Idee nieadekwatne i mętne następują po sobie z taką samą koniecznością jak adekwatne i wyraźne.
To, co jest wspólne wszystkim rzeczom i jest w równej mierze w części, jak i w całości, nie stanowi istoty żadnej rzeczy jednostkowej.
To, co jest wspólne wszystkim rzeczom i jest w równej mierze w części, jak i w całości, może być pojęte tylko w sposób adekwatny.
Idea tego, co jest, jest wspólna i właściwa ciału ludzkiemu oraz niektórym ciałom zewnętrznym, które pobudzają zwykle ciało ludzkie, i co jest w równej mierze w części każdego z tych ciał, jak i w całości, będzie także adekwatna w duszy.
Wszelkie idee w duszy, wynikające z idei, które w niej są adekwatne, są również adekwatne.
Wiedza (poznanie) pierwszego rodzaju (wyobraźnia - mniemanie) jest jedyną przyczyną fałszywości, a wiedza (poznanie) rodzaju drugiego (rozum) i trzeciego (intuicja) są koniecznie prawdziwe.
Wyobraźnia opiera się na ideach pochodzących z wrażeń zmysłowych lub z pamięci. Wszystkie te idee są mętne, gdyż nie są rozważane na tle swoich przyczyn. Nie można mówić o ich prawdziwości ani fałszywości.
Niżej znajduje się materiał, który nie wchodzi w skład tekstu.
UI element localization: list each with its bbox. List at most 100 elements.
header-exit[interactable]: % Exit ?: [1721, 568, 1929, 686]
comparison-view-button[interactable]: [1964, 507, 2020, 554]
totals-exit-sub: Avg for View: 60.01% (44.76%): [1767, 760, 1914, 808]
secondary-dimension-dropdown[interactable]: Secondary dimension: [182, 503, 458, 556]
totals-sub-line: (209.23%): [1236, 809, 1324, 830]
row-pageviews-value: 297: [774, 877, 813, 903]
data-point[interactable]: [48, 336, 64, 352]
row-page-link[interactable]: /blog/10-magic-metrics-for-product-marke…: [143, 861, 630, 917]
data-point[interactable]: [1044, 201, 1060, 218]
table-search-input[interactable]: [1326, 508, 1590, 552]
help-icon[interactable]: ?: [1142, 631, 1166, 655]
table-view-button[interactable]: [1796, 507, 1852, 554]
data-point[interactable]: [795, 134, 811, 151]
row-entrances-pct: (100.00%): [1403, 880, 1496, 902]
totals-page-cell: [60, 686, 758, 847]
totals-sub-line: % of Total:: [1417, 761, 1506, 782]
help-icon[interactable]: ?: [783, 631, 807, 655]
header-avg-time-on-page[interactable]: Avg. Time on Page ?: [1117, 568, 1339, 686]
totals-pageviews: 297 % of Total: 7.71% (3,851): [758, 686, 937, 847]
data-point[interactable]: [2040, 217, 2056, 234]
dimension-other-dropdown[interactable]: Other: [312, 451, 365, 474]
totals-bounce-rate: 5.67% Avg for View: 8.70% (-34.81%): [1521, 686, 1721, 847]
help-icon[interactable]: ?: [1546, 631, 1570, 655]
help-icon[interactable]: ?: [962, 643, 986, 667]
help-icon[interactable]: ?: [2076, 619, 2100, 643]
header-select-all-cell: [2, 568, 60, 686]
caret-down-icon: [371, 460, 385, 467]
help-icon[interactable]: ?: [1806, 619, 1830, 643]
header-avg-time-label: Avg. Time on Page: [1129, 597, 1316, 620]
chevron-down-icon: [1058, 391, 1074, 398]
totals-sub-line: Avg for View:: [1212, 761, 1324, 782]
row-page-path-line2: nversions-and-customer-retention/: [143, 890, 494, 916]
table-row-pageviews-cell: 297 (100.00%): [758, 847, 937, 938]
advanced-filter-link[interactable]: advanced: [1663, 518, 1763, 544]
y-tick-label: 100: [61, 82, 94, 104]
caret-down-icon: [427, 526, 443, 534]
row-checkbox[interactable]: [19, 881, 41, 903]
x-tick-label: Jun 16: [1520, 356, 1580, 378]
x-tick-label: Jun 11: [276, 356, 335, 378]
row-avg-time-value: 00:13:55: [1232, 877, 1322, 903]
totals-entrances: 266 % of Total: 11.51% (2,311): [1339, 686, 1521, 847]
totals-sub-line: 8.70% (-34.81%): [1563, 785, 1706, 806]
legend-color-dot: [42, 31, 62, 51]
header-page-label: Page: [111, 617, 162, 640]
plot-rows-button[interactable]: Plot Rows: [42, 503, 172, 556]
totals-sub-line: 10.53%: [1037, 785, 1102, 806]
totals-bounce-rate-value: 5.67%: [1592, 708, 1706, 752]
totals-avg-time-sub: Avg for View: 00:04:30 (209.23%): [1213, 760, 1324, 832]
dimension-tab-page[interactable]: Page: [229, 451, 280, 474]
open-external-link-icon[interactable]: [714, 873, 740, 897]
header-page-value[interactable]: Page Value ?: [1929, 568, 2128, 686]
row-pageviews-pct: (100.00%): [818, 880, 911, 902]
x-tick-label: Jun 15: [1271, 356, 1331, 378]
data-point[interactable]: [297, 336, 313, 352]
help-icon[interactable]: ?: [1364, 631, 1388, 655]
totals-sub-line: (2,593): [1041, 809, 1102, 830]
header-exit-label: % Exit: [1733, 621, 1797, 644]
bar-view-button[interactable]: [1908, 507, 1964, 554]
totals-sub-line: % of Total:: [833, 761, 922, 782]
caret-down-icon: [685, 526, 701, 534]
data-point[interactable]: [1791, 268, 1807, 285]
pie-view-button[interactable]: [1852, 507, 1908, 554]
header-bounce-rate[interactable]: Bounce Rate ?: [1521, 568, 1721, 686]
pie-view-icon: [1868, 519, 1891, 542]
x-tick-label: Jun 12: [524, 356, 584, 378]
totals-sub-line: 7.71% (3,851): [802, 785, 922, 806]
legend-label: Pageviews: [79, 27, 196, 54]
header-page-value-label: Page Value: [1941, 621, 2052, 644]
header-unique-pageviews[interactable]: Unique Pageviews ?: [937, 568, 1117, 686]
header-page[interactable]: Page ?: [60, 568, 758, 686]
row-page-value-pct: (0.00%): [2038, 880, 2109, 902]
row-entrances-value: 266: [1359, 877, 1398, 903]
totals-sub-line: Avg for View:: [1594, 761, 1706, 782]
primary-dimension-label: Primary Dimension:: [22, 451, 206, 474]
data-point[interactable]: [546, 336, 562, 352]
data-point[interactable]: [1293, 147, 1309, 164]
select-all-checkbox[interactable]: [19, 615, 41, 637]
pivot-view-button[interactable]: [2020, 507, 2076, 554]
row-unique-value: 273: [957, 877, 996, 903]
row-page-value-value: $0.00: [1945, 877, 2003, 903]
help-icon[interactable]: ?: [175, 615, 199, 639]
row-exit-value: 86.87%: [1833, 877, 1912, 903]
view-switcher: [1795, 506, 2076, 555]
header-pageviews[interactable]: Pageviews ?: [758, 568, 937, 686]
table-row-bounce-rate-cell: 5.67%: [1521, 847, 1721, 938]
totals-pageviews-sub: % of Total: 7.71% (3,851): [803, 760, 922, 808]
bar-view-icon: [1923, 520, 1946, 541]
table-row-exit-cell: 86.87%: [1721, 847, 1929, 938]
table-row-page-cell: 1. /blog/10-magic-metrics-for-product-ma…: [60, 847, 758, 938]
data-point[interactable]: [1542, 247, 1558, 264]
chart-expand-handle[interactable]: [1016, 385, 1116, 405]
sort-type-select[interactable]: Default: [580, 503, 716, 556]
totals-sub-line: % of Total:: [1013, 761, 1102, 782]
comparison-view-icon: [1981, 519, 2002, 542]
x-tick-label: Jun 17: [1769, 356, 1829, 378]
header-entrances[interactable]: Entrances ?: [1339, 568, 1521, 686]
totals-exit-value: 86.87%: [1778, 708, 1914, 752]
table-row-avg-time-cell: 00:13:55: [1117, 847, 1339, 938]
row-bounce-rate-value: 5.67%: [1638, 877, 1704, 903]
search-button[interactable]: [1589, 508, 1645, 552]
O wiedzy możemy mówić dopiero na poziomie poznania rozumowego - tu prawda i fałsz są możliwe dzięki uprzyczynowieniu istnienia i nieistnienia przedmiotów. Także na poziomie rozumu możemy mówić o powszechnikach, niezbędnych dla poznania drugiego rodzaju. Uniwersalia nie występują w zmysłach, a uczestniczą w procesie tworzenia wiedzy naukowej (ogólnej). Wreszcie, to właśnie na poziomie rozumu mówi Spinoza o ideach idei - wiedzy o tym, że się wie (kryterium prawdy). Z tego względu można Spinozę zaliczyć do aleteistycznych absolutystów.
Na poziomie intuicji zachodzi poznawanie koniecznej relacji pomiędzy indywiduami a Bogiem. Następuje poznanie istoty dwóch atrybutów Boga: myślenia i rozciągłości.
Poznanie drugiego i trzeciego rodzaju uczy nas odróżniać prawdę od fałszu.
Kto posiada ideę prawdziwą, ten wie zarazem, że ją posiada i nie może wątpić o prawdziwości rzeczy.
W naturze rozumu leży, że rozważa rzeczy nie jako przypadkowe, ale jako konieczne.
Każda idea jakiegokolwiek ciała lub rzeczy jednostkowej istniejącej aktualnie zawiera w sobie koniecznie wieczną i nieskończoną istotę Boga.
Wiedza o wiecznej i nieskończonej istocie Boga, którą zawiera w sobie każda idea, jest adekwatne i doskonała.
Dusza ludzka posiada wiedzę adekwatną o wiecznej i nieskończonej istocie Boga.
W duszy nie ma żadnej woli bezwzględnej czy wolnej, ale do tego, by chciała tego lub owego, determinuje duszę pewna przyczyna, sama przez inną zdeterminowana - i tak w nieskończoność.
Nie ma w duszy żadnego chcenia, czyli twierdzenia i przeczenia, prócz tego, które zawiera w sobie idea, o ile jest ideą. Wola i rozum są tym samym - poszczególnymi chęciami i ideami.